Tolte le giacche indossate per le foto ricordo del vertice – ispirate al classico stile cinese e che a molti hanno ricordato la fortunata serie televisiva Star Trek - e tornati a sobri completi scuri con cravatta, i due leader sono apparsi soddisfatti e rilassati. Obama si è dichiarato “orgoglioso” dell’accordo “storico” e ha aggiunto che “una forte, collaborativa relazione con la Cina” è fondamentale, respingendo le critiche secondo le quali Washington non vede di buon occhio l’emergere di Pechino quale seconda potenza mondiale.

“Se gli Usa continueranno a guidare il mondo nelle sfide globali, dobbiamo avere la seconda economia del mondo dalla nostra parte”, ha precisato. Xi ha risposto sottolineando che “l’Oceano Pacifico è grande abbastanza da avere posto per lo sviluppo sia della Cina che degli Stati Uniti, e i due Paesi devono lavorare insieme per garantire la sicurezza in Asia”. Un momento di imbarazzo si è avuto quando Xi Jinping ha prima ignorato, poi risposto con durezza – “è colpa vostra, che non rispettate le regole”, ha detto in sostanza – a un reporter del New York Times che gli ha chiesto di spiegare perché viene negato il visto ad alcuni dei suoi colleghi. Divergenze sono poi emerse su Hong Kong, quando Obama ha affermato di aver “spiegato chiaramente” al suo interlocutore che gli Usa “sostengono la democrazia” nell’ex colonia britannica ma non hanno “nulla a che fare” con le manifestazioni delle scorse settimane, che secondo la stampa cinese sarebbero orchestrate da Washington. Xi ha risposto che le proteste sono “illegali” e che Pechino “appoggia il governo” locale.

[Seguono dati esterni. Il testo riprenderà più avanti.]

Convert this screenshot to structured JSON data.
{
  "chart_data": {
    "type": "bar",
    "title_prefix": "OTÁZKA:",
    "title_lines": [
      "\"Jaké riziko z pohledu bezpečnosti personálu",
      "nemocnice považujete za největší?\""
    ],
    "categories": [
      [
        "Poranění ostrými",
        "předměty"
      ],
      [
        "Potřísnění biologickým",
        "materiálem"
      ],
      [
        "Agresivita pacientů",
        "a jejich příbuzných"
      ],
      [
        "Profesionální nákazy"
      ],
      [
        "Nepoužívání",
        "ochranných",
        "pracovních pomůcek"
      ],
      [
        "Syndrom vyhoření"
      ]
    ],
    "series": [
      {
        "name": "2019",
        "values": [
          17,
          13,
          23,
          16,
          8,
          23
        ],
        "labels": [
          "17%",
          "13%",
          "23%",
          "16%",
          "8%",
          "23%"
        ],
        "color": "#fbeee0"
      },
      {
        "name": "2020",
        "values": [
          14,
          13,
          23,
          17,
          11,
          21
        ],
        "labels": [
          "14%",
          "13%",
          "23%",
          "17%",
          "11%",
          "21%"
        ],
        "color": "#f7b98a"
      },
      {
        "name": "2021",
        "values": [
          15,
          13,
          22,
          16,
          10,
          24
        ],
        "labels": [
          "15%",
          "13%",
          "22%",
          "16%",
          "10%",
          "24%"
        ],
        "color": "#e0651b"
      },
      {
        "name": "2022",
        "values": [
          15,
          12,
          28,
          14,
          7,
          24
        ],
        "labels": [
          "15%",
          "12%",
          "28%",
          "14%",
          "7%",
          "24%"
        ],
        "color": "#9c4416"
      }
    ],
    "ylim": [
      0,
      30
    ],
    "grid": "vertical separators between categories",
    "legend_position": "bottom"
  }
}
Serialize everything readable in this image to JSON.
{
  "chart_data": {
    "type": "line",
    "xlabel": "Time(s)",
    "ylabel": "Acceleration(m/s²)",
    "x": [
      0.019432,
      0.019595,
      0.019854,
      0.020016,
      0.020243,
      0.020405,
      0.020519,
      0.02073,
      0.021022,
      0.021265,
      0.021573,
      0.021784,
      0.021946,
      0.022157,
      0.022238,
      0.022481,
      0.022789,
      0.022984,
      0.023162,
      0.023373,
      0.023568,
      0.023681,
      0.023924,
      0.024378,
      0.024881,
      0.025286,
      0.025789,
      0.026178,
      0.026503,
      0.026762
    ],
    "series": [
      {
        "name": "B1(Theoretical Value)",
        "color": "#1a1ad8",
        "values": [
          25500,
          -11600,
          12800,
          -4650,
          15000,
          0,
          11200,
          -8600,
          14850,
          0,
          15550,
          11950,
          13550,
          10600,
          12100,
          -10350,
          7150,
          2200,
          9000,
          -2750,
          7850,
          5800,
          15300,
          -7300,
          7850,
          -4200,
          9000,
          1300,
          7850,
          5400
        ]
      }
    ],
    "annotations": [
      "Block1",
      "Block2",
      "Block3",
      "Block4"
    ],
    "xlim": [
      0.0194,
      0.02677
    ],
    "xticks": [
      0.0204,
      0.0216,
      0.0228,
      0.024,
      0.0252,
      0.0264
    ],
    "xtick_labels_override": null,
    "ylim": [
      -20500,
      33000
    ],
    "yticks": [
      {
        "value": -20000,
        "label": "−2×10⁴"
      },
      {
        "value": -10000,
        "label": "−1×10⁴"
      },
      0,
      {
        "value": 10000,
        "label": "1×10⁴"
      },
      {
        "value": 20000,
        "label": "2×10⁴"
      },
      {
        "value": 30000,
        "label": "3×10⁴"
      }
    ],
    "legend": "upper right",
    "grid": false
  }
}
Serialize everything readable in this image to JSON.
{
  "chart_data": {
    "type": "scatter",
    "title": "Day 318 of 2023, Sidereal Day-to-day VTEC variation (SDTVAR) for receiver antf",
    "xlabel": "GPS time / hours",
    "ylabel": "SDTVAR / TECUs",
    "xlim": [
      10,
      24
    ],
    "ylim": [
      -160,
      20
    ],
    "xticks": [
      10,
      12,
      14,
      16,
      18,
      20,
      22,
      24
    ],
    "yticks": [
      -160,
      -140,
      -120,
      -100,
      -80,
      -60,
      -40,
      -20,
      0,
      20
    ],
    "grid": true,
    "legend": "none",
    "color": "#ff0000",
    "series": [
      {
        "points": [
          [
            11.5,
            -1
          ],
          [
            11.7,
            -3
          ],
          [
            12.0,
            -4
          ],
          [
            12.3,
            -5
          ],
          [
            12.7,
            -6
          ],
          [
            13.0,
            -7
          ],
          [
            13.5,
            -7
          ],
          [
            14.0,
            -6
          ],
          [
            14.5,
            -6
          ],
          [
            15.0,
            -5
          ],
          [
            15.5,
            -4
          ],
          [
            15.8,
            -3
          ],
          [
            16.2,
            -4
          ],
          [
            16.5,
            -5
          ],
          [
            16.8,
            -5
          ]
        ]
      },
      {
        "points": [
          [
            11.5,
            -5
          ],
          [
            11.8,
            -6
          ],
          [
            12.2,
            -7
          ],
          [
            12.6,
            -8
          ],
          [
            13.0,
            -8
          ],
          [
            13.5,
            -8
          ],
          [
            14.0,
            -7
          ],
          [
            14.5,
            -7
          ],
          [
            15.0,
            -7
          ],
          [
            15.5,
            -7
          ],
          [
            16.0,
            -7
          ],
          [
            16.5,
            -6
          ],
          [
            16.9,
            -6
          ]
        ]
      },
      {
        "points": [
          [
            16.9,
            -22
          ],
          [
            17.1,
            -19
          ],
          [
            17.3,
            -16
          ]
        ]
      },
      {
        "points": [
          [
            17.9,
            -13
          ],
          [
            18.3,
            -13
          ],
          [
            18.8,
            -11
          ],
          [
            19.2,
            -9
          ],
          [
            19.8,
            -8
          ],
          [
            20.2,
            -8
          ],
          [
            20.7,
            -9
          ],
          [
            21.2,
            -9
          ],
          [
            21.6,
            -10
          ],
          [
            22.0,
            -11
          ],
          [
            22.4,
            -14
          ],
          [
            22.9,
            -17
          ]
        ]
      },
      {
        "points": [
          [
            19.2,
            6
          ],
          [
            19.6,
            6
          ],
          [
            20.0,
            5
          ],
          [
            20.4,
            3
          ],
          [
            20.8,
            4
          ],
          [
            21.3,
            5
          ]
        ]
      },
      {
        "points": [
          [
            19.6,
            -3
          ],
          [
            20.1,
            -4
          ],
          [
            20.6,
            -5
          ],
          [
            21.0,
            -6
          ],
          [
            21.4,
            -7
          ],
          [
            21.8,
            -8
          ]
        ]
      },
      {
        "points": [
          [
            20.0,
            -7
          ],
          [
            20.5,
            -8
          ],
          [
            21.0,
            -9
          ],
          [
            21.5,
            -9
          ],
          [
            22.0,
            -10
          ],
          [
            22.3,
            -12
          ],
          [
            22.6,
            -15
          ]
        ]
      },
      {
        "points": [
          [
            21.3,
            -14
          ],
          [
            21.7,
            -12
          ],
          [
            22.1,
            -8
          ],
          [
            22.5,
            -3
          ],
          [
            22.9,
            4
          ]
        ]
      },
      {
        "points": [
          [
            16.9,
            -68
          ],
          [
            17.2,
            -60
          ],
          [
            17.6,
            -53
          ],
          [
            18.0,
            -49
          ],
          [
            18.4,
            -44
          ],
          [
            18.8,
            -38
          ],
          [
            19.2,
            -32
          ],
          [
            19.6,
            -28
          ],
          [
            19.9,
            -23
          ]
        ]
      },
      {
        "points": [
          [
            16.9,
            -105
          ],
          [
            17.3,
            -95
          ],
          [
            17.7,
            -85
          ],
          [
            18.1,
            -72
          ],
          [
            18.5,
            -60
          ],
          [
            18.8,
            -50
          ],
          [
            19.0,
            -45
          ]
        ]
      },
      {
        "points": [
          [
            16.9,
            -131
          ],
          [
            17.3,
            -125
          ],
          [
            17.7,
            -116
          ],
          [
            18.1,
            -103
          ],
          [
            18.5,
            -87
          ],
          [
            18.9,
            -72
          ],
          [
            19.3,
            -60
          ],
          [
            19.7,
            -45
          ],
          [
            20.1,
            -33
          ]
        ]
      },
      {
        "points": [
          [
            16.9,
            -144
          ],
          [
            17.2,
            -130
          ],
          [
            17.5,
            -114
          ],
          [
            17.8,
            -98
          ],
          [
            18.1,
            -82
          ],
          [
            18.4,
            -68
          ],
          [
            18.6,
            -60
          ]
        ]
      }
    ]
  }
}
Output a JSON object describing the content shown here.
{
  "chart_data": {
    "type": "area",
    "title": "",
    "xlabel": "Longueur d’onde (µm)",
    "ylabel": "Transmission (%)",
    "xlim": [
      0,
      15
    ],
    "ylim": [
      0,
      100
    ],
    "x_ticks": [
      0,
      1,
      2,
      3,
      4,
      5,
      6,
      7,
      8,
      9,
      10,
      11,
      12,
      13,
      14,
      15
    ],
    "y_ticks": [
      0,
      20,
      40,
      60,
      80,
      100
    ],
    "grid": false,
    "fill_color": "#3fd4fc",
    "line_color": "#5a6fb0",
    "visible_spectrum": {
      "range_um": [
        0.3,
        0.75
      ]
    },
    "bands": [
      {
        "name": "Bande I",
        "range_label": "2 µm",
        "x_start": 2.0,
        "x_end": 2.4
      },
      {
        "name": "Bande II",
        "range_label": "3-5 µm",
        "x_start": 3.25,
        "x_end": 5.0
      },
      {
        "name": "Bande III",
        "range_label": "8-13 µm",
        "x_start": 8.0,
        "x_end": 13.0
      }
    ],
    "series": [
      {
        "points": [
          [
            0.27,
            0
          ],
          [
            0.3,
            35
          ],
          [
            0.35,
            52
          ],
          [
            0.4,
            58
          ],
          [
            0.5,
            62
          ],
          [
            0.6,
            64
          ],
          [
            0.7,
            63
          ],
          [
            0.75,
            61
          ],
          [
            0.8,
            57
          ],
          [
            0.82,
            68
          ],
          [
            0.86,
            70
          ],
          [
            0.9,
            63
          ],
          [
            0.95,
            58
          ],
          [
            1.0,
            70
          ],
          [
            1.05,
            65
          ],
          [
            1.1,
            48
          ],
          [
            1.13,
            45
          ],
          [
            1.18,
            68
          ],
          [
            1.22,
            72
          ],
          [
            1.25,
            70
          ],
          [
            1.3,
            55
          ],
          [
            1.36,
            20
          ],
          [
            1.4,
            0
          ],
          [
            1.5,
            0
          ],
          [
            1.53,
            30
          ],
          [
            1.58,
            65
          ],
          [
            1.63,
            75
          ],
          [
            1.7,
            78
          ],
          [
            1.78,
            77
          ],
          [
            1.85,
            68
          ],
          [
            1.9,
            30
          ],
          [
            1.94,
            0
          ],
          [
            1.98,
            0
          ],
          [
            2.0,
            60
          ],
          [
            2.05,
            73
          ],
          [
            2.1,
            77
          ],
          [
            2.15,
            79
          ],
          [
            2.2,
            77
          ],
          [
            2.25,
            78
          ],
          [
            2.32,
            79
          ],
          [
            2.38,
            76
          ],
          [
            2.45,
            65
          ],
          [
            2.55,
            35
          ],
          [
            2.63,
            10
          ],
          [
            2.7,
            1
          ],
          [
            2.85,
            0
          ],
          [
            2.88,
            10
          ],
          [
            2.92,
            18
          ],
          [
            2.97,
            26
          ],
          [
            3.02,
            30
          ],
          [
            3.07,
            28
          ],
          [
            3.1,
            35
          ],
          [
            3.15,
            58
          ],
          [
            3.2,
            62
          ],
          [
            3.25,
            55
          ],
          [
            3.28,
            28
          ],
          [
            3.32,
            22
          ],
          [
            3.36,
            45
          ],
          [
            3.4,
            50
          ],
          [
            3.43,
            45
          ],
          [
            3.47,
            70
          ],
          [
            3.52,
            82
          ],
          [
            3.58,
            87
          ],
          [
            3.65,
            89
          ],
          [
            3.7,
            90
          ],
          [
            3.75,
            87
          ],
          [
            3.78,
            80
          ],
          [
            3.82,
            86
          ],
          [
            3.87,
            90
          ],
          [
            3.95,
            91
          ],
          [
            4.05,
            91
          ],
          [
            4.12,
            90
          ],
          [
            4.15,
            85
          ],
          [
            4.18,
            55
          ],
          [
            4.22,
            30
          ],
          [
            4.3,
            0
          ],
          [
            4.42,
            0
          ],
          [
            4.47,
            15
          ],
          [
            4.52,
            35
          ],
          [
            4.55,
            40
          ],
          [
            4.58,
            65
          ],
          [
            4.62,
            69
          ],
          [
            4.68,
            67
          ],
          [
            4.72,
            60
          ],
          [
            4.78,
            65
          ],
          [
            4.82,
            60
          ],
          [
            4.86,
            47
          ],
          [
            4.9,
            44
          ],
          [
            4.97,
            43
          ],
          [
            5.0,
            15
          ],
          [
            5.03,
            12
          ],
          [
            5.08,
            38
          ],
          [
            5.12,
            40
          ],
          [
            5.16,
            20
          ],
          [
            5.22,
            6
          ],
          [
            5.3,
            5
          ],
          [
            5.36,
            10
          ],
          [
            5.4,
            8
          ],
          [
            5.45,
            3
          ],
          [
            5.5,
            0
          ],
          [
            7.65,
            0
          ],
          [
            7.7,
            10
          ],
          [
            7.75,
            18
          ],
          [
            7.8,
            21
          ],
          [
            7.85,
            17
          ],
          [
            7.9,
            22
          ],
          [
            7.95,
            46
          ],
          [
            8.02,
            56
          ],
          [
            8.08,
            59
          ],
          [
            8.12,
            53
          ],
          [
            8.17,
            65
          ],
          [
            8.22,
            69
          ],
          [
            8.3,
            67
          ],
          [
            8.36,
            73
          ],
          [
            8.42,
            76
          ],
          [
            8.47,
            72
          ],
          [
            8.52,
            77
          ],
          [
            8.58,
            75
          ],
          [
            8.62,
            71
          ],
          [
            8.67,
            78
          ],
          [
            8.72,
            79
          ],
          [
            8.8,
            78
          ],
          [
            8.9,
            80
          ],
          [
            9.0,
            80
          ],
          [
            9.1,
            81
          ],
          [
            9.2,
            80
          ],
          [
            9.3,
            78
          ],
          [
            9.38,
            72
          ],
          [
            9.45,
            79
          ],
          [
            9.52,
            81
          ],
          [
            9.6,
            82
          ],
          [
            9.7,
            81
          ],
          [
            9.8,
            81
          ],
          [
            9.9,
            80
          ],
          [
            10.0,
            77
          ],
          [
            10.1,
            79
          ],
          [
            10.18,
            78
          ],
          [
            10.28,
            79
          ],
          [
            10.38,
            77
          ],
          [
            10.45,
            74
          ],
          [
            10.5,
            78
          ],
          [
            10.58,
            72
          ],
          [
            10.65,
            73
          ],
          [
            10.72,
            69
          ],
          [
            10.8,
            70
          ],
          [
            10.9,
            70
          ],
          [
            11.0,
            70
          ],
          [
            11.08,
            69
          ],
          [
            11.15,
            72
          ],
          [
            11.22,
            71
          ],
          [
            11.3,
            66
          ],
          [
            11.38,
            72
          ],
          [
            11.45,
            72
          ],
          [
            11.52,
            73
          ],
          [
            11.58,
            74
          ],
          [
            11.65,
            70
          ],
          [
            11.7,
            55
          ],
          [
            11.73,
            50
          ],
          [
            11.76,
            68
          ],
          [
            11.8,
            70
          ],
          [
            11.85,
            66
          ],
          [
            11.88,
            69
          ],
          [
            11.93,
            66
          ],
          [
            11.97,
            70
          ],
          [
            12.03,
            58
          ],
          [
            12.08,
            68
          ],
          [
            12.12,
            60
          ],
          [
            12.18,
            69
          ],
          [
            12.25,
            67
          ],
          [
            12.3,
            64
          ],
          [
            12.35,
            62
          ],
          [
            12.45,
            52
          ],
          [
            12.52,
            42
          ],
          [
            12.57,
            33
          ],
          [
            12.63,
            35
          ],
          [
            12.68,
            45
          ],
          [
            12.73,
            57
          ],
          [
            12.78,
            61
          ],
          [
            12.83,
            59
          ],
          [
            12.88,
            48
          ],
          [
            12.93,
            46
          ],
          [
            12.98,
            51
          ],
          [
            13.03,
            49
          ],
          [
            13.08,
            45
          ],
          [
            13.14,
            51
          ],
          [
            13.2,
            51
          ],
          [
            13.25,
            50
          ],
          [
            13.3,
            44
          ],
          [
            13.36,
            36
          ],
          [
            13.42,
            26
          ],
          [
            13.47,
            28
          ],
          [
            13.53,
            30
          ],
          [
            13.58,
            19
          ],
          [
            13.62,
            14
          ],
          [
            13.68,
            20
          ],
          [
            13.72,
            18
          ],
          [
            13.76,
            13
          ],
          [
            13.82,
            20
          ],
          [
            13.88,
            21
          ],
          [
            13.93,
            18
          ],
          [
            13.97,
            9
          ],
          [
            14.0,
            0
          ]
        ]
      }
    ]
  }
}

Stesso copione sui diritti umani e Tibet, temi sui quali i due presidenti si sono scambiati critiche. Ma sono stati colpi di fioretto. Presa insieme agli accordi annunciati ieri sulla detassazione del commercio di alcuni beni elettronici e alla tregua dichiarata sul problema di un mercato comune dell’Asia Pacifico, la dichiarazione d’intenti di oggi rilancia il rapporto di collaborazione tra Pechino e Washington. Difficile dire quanto durerà la concordia. Il leader della maggioranza repubblicana al Senato americano, Mitch McConnell ha già aperto le ostilità, definendo “irrealistico” il piano di Obama. L’intesa è stata tuttavia salutata con favore in tutto il mondo. Il Wwf parla di “potente segnale politico” che deve essere ora seguito dalle altre maggiori economie, mentre secondo Legambiente “è una buona notizia” ma ora “bisogna andare avanti affinché tra un anno a Parigi si raggiunga finalmente un accordo globale, rinnovando il protocollo di Kyoto”. Plaude anche il ministro dell’Ambiente italiano Galletti, che definisce l’intesa tra Washington e Pechino “un passo epocale” nella giusta direzione (fonte Ansa).